Call Me by My Other Name is a fierce, unforgettable book about bodies and desire. Told in three voices—two historical figures, and a meta-poetic third voice that connects past to present—Wetlaufer's story weaves a brutal narrative of how we are taught to masquerade queer gender and yearning. Deeply affecting, the inventive language of these crucial, well-crafted poems transports at the same time as it transcends, embracing ambiguity, balancing intimacy and reserve. This much-anticipated second book by the Lambda Award-winning writer demonstrates that poetry, at its best, is capable of deliverance.

 

 

cover art by Sharon J. Gochenour 

 

"Call Me By My Other Name is a triumph of contemporary poetry, persona poetry, feminist poetry, trans poetry, and poetry at large. This book is what happens when aesthetics and activism are yoked in the finest possible literary form. To my mind, it is a collection that should be read and taught as widely as possible—in every kind of literature, creative writing, and cultural studies course."

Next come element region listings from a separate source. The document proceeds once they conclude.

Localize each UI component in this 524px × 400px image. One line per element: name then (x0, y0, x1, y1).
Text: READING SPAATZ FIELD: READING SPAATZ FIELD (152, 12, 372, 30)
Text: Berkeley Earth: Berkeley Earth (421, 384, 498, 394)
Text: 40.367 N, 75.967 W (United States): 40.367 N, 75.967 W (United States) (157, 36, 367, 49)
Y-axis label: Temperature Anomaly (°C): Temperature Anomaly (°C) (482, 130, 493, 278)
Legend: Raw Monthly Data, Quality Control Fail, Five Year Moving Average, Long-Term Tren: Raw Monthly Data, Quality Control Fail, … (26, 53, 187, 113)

Julie Marie Wade's review at The Lambda Literary Review

 

"By bringing a strange tale from another century into a book of poetry of the new millennium, the poet suspends gender roles in a clear gel of time that allows the reader to examine the issue from a place of intimate detachment, if that could be possible. Like science fiction uses futuristic settings to pay attention to real-world problems, Wetlaufer uses a singularly arresting event in the past to address issues of gender norms, sexuality, individualism and community plaguing American culture today. "

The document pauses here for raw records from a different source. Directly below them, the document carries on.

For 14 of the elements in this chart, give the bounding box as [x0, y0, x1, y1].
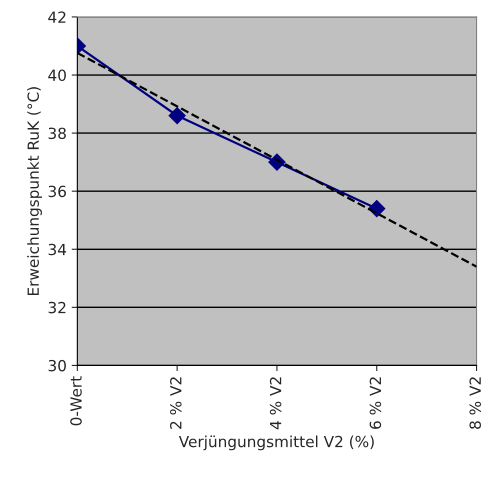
y-tick-label: 40 [48, 69, 66, 82]
y-tick-label: 38 [48, 128, 66, 140]
y-tick-label: 32 [48, 302, 66, 314]
y-tick-label: 34 [48, 244, 66, 256]
y-tick-label: 42 [48, 11, 66, 23]
y-axis-title: Erweichungspunkt RuK (°C) [27, 87, 42, 296]
y-tick-label: 36 [48, 186, 66, 198]
x-axis-title: Verjüngungsmittel V2 (%) [178, 436, 374, 450]
x-tick-label: 6 % V2 [370, 377, 382, 429]
y-tick-label: 30 [48, 360, 66, 372]
x-tick-label: 8 % V2 [469, 377, 481, 429]
x-tick-label: 2 % V2 [170, 377, 182, 429]
x-tick-label: 4 % V2 [270, 377, 282, 430]
x-tick-label: 0-Wert [70, 376, 82, 426]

Emily Faison's review in The Southeast Review

 

 

 

"In Valerie Wetlaufer’s poems, the body is the ultimate mystery: a complex and paradoxical site which generates both pleasure and pain, delight and shame. It is political as well as personal, though inherently tied to no specific set of gender roles or types of desire. This is a book that questions our ideas of intimacy and marriage, at a time when we still imagine that certain bodies must live outside the bounds of “normal” life.  A book of historical monologues as well as documentary and personal lyrics, this book is raw, funny, tender, and razor-sharp.  Wetlaufer’s is a bracing, and necessary voice."

—Paisley Rekdal

 

“We’ve been digging graves, we’ve been pressing / dirty palms together and aiming vain eyes skyward,” writes Valerie Wetlaufer, whose striking second collection resurrects historical omission & delivers it with refined urgency & narrative grace. Call Me By My Other Name is direct in illuminating the archival holes in our queer & trans lineage—always already complicated by bodies & the ever-changing names we give them—& skillfully guides the lineated possibility of poetry to refashion presence in multiple selves at once. Wetlaufer is dexterous in sidestepping anachronistic projections & inflects instead a precise & thoroughly investigated socio-poetic translation that showcases her poetry’s agility in allowing the power of naming to literally translate corporal embodiment. “Give everyone a new name,” writes Wetlaufer, & I can only think: Yes, yes—please. Me, first. 

—Meg Day

 

Call Me By My Other Name is a trans book in the best sense of the word—one in which forms follow bodies, in which poems mutate from lyric to narrative, from voice to voice, and from margin to margin with the ease and grace of song.  Here, through the stories of Frank/Anna and Gertrude, Valerie Wetlaufer reveals a secret history that resonates into the present as she takes it in, takes it to heart, and makes it her own—and, in doing so, she shows us that human love knows no single time and space but insists on itself.